Cualquier biografía de William Shakespeare podría ilustrar a la contra la célebre sentencia con la que Wittgenstein cerraba su Tractatus: de lo que no se puede hablar, hay que callar. Del bardo de Stradford, como de Homero, ignoramos casi todo, hasta el punto de que hay scholars que le niegan la autoría de las obras por las que le admiramos. Y, sin embargo, raro es el año en que no se publiquen en Gran Bretaña un par de nuevas biografías o ensayos biográficos en los que, una vez más, vuelvan a examinarse los mismos (escasos) hechos conocidos y los consabidos (numerosos) enigmas de una existencia siempre elusiva que sólo parece desplegarse satisfactoriamente en forma conjetura. Lo que no se sabe de Shakespeare ha propiciado el florecimiento de todo un folclor literario especulativo en torno a cuestiones que excitan la imaginación popular: desde la isla familiar criptocatólica en un mar reformado, hasta su también elucubrada homosexualidad, pasando, desde luego, por la conspirativa "teoría oxfordiana" que atribuye la paternidad de sus obras al conde Edward de Vere.

La Universidad española, salvo excepciones, no prestigia como debiera los estudios biográficos, de ahí que nos falten tantísimos

Más allá de las treinta y ocho piezas teatrales y del centenar y medio de poemas que le hicieron inmortal, lo que sabemos de Shakespeare es poco más que un puñado de nombres y hechos articulados en torno un conjunto muy limitado de documentos y a una tradición permanentemente bajo sospecha: bautismo en Stradford (1564), casamiento con Ann Hathaway, tres (¿tres?) hijos, acmé de su carrera profesional en la última década del siglo XVI, jubilación temprana, muerte en 1616. La penúltima biografía que se ha publicado, Soul of age: the life, mind and world of William Shakespeare (Viking), la segunda escrita por Jonathan Bate (editor también de sus Obras completas), tiene la virtud de separar perfectamente el campo de los hechos del de los mitos y las suposiciones.

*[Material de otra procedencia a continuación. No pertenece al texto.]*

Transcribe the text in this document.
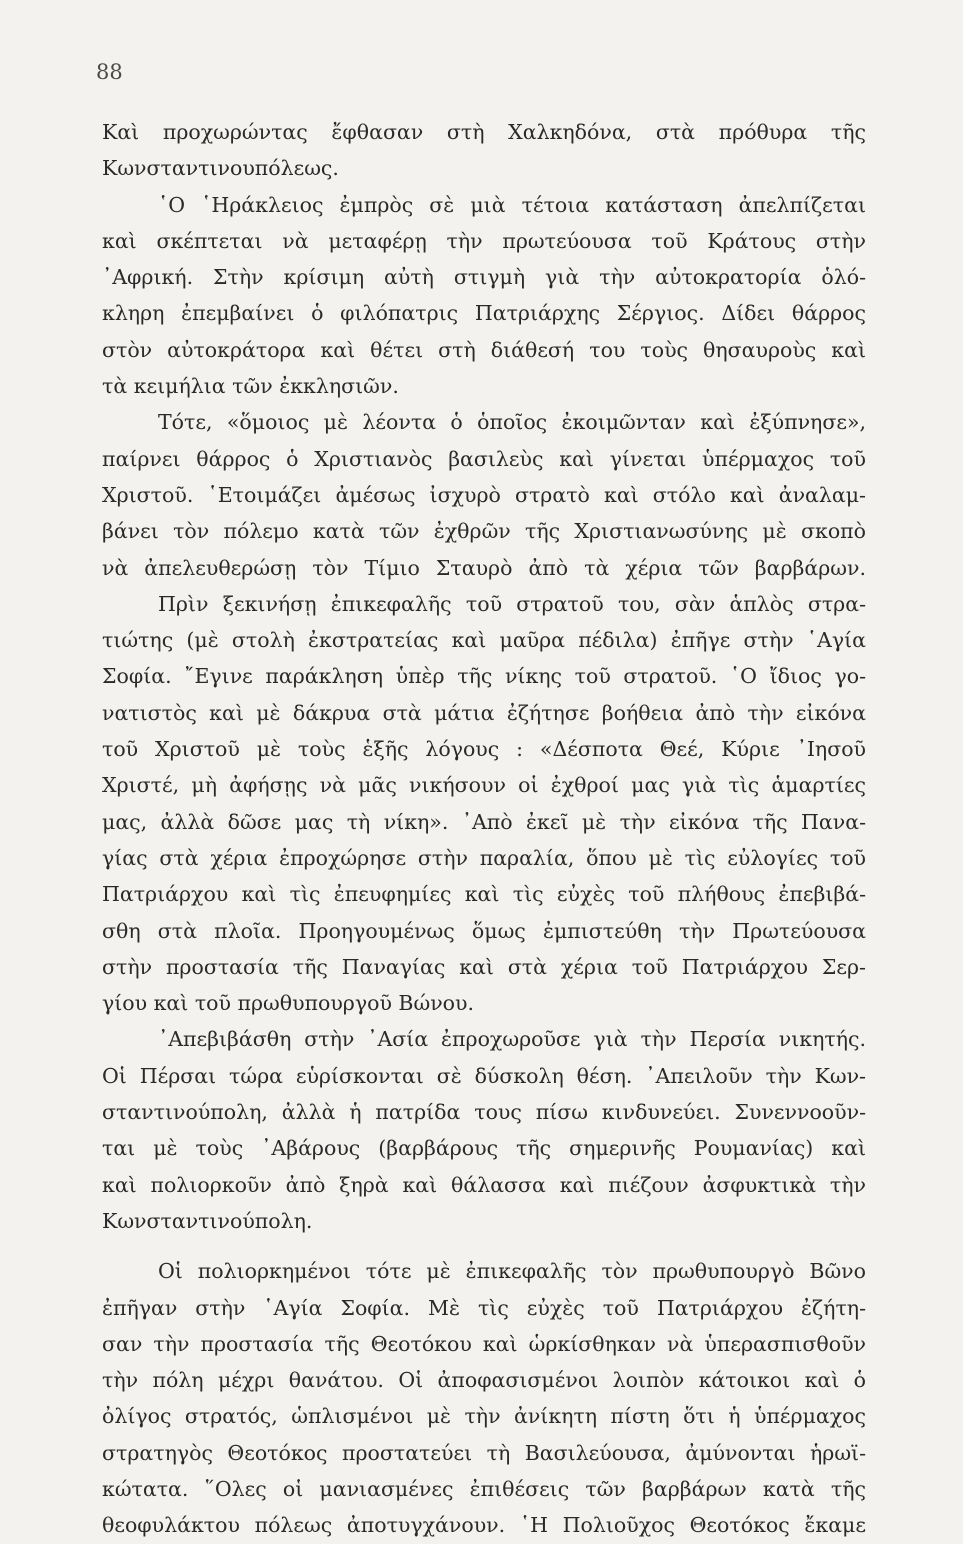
88
Καὶ προχωρώντας ἔφθασαν στὴ Χαλκηδόνα, στὰ πρόθυρα τῆς
Κωνσταντινουπόλεως.
῾Ο ῾Ηράκλειος ἐμπρὸς σὲ μιὰ τέτοια κατάσταση ἀπελπίζεται
καὶ σκέπτεται νὰ μεταφέρῃ τὴν πρωτεύουσα τοῦ Κράτους στὴν
᾿Αφρική. Στὴν κρίσιμη αὐτὴ στιγμὴ γιὰ τὴν αὐτοκρατορία ὁλό-
κληρη ἐπεμβαίνει ὁ φιλόπατρις Πατριάρχης Σέργιος. Δίδει θάρρος
στὸν αὐτοκράτορα καὶ θέτει στὴ διάθεσή του τοὺς θησαυροὺς καὶ
τὰ κειμήλια τῶν ἐκκλησιῶν.
Τότε, «ὅμοιος μὲ λέοντα ὁ ὁποῖος ἐκοιμῶνταν καὶ ἐξύπνησε»,
παίρνει θάρρος ὁ Χριστιανὸς βασιλεὺς καὶ γίνεται ὑπέρμαχος τοῦ
Χριστοῦ. ῾Ετοιμάζει ἀμέσως ἰσχυρὸ στρατὸ καὶ στόλο καὶ ἀναλαμ-
βάνει τὸν πόλεμο κατὰ τῶν ἐχθρῶν τῆς Χριστιανωσύνης μὲ σκοπὸ
νὰ ἀπελευθερώσῃ τὸν Τίμιο Σταυρὸ ἀπὸ τὰ χέρια τῶν βαρβάρων.
Πρὶν ξεκινήσῃ ἐπικεφαλῆς τοῦ στρατοῦ του, σὰν ἁπλὸς στρα-
τιώτης (μὲ στολὴ ἐκστρατείας καὶ μαῦρα πέδιλα) ἐπῆγε στὴν ῾Αγία
Σοφία. ῎Εγινε παράκληση ὑπὲρ τῆς νίκης τοῦ στρατοῦ. ῾Ο ἴδιος γο-
νατιστὸς καὶ μὲ δάκρυα στὰ μάτια ἐζήτησε βοήθεια ἀπὸ τὴν εἰκόνα
τοῦ Χριστοῦ μὲ τοὺς ἑξῆς λόγους : «Δέσποτα Θεέ, Κύριε ᾿Ιησοῦ
Χριστέ, μὴ ἀφήσῃς νὰ μᾶς νικήσουν οἱ ἐχθροί μας γιὰ τὶς ἁμαρτίες
μας, ἀλλὰ δῶσε μας τὴ νίκη». ᾿Απὸ ἐκεῖ μὲ τὴν εἰκόνα τῆς Πανα-
γίας στὰ χέρια ἐπροχώρησε στὴν παραλία, ὅπου μὲ τὶς εὐλογίες τοῦ
Πατριάρχου καὶ τὶς ἐπευφημίες καὶ τὶς εὐχὲς τοῦ πλήθους ἐπεβιβά-
σθη στὰ πλοῖα. Προηγουμένως ὅμως ἐμπιστεύθη τὴν Πρωτεύουσα
στὴν προστασία τῆς Παναγίας καὶ στὰ χέρια τοῦ Πατριάρχου Σερ-
γίου καὶ τοῦ πρωθυπουργοῦ Βώνου.
᾿Απεβιβάσθη στὴν ᾿Ασία ἐπροχωροῦσε γιὰ τὴν Περσία νικητής.
Οἱ Πέρσαι τώρα εὑρίσκονται σὲ δύσκολη θέση. ᾿Απειλοῦν τὴν Κων-
σταντινούπολη, ἀλλὰ ἡ πατρίδα τους πίσω κινδυνεύει. Συνεννοοῦν-
ται μὲ τοὺς ᾿Αβάρους (βαρβάρους τῆς σημερινῆς Ρουμανίας) καὶ
καὶ πολιορκοῦν ἀπὸ ξηρὰ καὶ θάλασσα καὶ πιέζουν ἀσφυκτικὰ τὴν
Κωνσταντινούπολη.
Οἱ πολιορκημένοι τότε μὲ ἐπικεφαλῆς τὸν πρωθυπουργὸ Βῶνο
ἐπῆγαν στὴν ῾Αγία Σοφία. Μὲ τὶς εὐχὲς τοῦ Πατριάρχου ἐζήτη-
σαν τὴν προστασία τῆς Θεοτόκου καὶ ὡρκίσθηκαν νὰ ὑπερασπισθοῦν
τὴν πόλη μέχρι θανάτου. Οἱ ἀποφασισμένοι λοιπὸν κάτοικοι καὶ ὁ
ὀλίγος στρατός, ὡπλισμένοι μὲ τὴν ἀνίκητη πίστη ὅτι ἡ ὑπέρμαχος
στρατηγὸς Θεοτόκος προστατεύει τὴ Βασιλεύουσα, ἀμύνονται ἡρωϊ-
κώτατα. ῞Ολες οἱ μανιασμένες ἐπιθέσεις τῶν βαρβάρων κατὰ τῆς
θεοφυλάκτου πόλεως ἀποτυγχάνουν. ῾Η Πολιοῦχος Θεοτόκος ἔκαμε
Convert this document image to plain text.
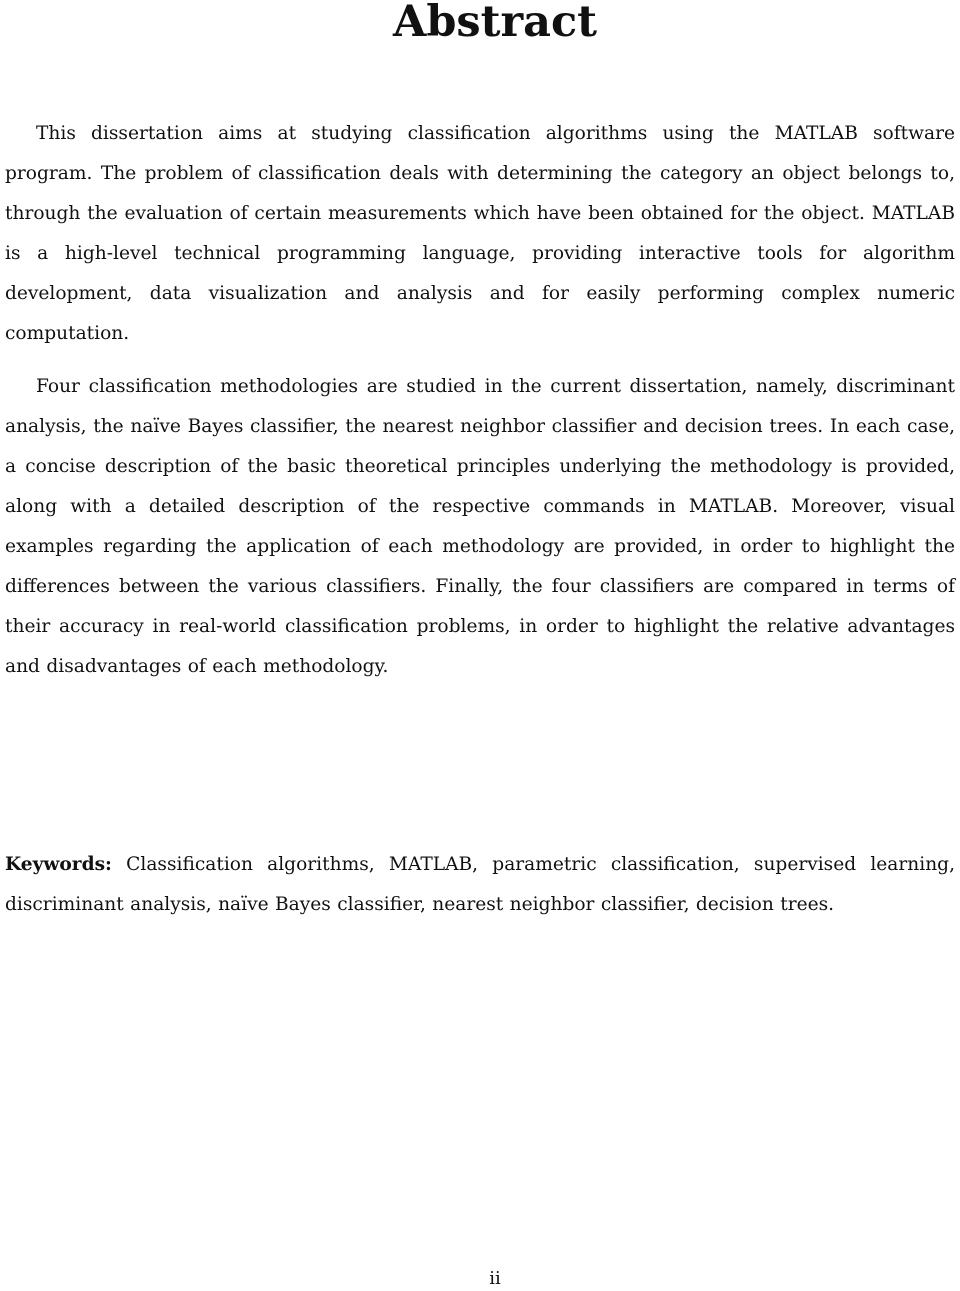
Abstract

This dissertation aims at studying classification algorithms using the MATLAB software program. The problem of classification deals with determining the category an object belongs to, through the evaluation of certain measurements which have been obtained for the object. MATLAB is a high-level technical programming language, providing interactive tools for algorithm development, data visualization and analysis and for easily performing complex numeric computation.

Four classification methodologies are studied in the current dissertation, namely, discriminant analysis, the naïve Bayes classifier, the nearest neighbor classifier and decision trees. In each case, a concise description of the basic theoretical principles underlying the methodology is provided, along with a detailed description of the respective commands in MATLAB. Moreover, visual examples regarding the application of each methodology are provided, in order to highlight the differences between the various classifiers. Finally, the four classifiers are compared in terms of their accuracy in real-world classification problems, in order to highlight the relative advantages and disadvantages of each methodology.

Keywords: Classification algorithms, MATLAB, parametric classification, supervised learning, discriminant analysis, naïve Bayes classifier, nearest neighbor classifier, decision trees.

ii
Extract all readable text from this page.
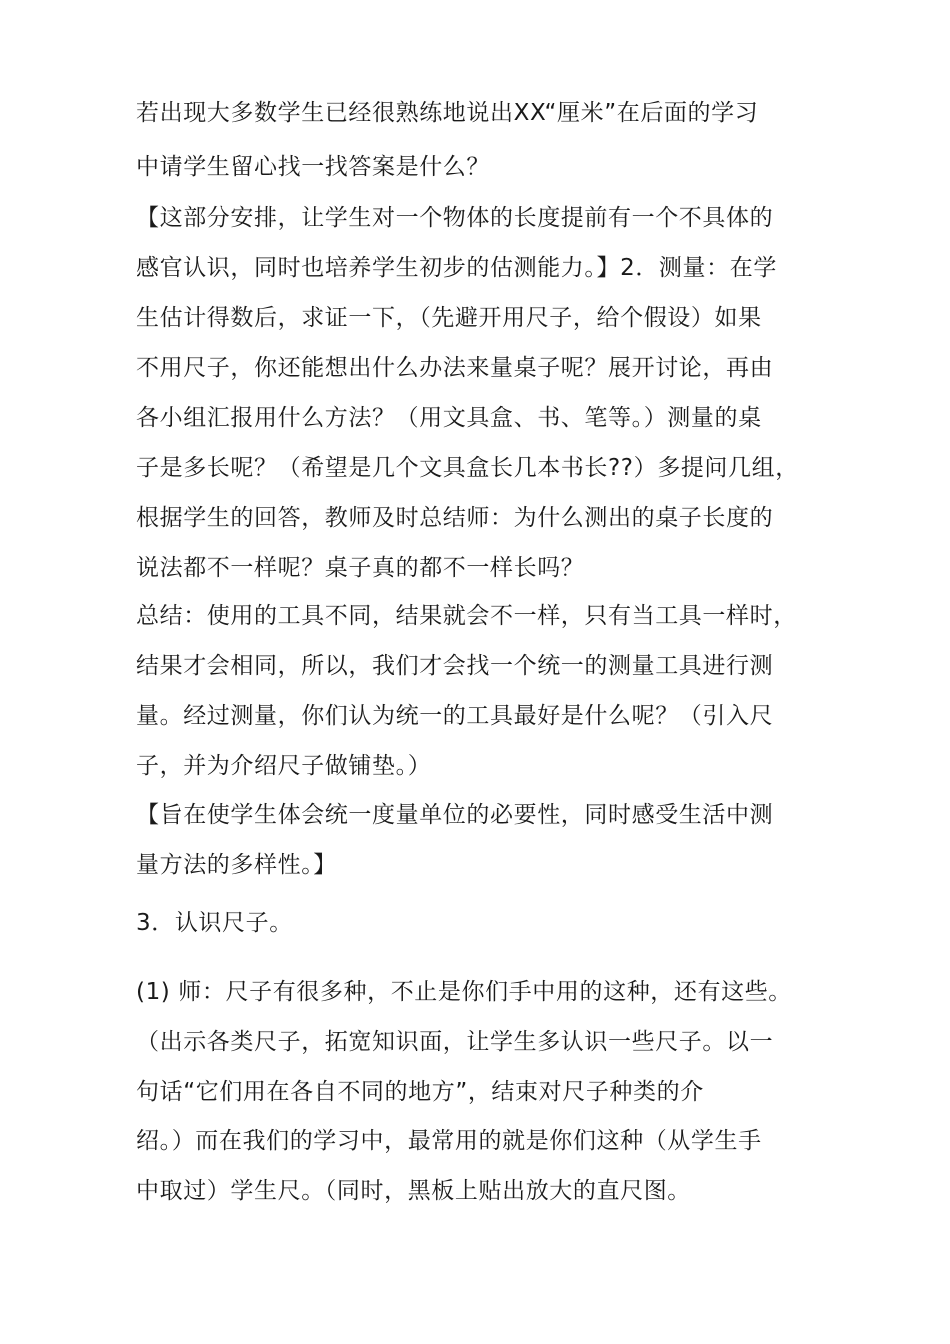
若出现大多数学生已经很熟练地说出XX“厘米”在后面的学习
中请学生留心找一找答案是什么？
【这部分安排，让学生对一个物体的长度提前有一个不具体的
感官认识，同时也培养学生初步的估测能力。】2．测量：在学
生估计得数后，求证一下，（先避开用尺子，给个假设）如果
不用尺子，你还能想出什么办法来量桌子呢？展开讨论，再由
各小组汇报用什么方法？（用文具盒、书、笔等。）测量的桌
子是多长呢？（希望是几个文具盒长几本书长??）多提问几组，
根据学生的回答，教师及时总结师：为什么测出的桌子长度的
说法都不一样呢？桌子真的都不一样长吗？
总结：使用的工具不同，结果就会不一样，只有当工具一样时，
结果才会相同，所以，我们才会找一个统一的测量工具进行测
量。经过测量，你们认为统一的工具最好是什么呢？（引入尺
子，并为介绍尺子做铺垫。）
【旨在使学生体会统一度量单位的必要性，同时感受生活中测
量方法的多样性。】
3．认识尺子。
(1) 师：尺子有很多种，不止是你们手中用的这种，还有这些。
（出示各类尺子，拓宽知识面，让学生多认识一些尺子。以一
句话“它们用在各自不同的地方”，结束对尺子种类的介
绍。）而在我们的学习中，最常用的就是你们这种（从学生手
中取过）学生尺。（同时，黑板上贴出放大的直尺图。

Leyéndola he vuelto a tener la sensación de que, al lado de la de Shakespeare, la vida también elusiva de Cervantes -otro célebre presunto gay, por cierto- se nos despliega casi con tanto detalle como la de uno de esos famosillos televisivos de los que acabamos conociendo hasta el grado de limpieza de su ropa de cama. Claro que las buenas biografías del autor del Quijote -un escritor fundacional para una lengua con más de 400 millones de hablantes- han sido tan escasas que ni siquiera cada sucesiva generación ha contado con una de auténtica referencia.

Las vidas de Shakespeare constituyen un auténtico subgénero dentro del muy apreciado (entre los anglosajones) de las biografías literarias. Nunca he podido sobreponerme a la envidia que experimento cada vez que me planto ante los anaqueles de la sección de biografías de una buena librería británica o norteamericana. Ni siquiera en los duros y post-barthianos años de la "muerte del autor" y de la "falacia intencional" esas estanterías se mostraban cortas de sabrosa mercancía. La comparación con el estado siempre raquítico de la producción biográfica española es inevitable, y no sólo por culpa de la reluctancia de los editores a emprender proyectos costosos y con atractivo (supuestamente) minoritario. La inmersión en las vidas de los grandes hombres y mujeres no sólo exige una importante inversión en tiempo y recursos personales, sino también la consideración de la sociedad en que se realiza y a la que se dirige el resultado. La Universidad española, salvo excepciones notabilísimas, no prestigia como debiera los estudios biográficos, de ahí que nos falten tantísimos. Una carencia que aún queda más patente ante esfuerzos tan acabados y significativos como la nueva biografía Vida y tiempo de Manuel Azaña (1880-1940), de Santos Juliá, uno de esos (no tan frecuentes entre nosotros) historiadores que saben comunicar, con elegancia y sentido narrativo, lo que han descubierto a lo largo de muchos años de investigación.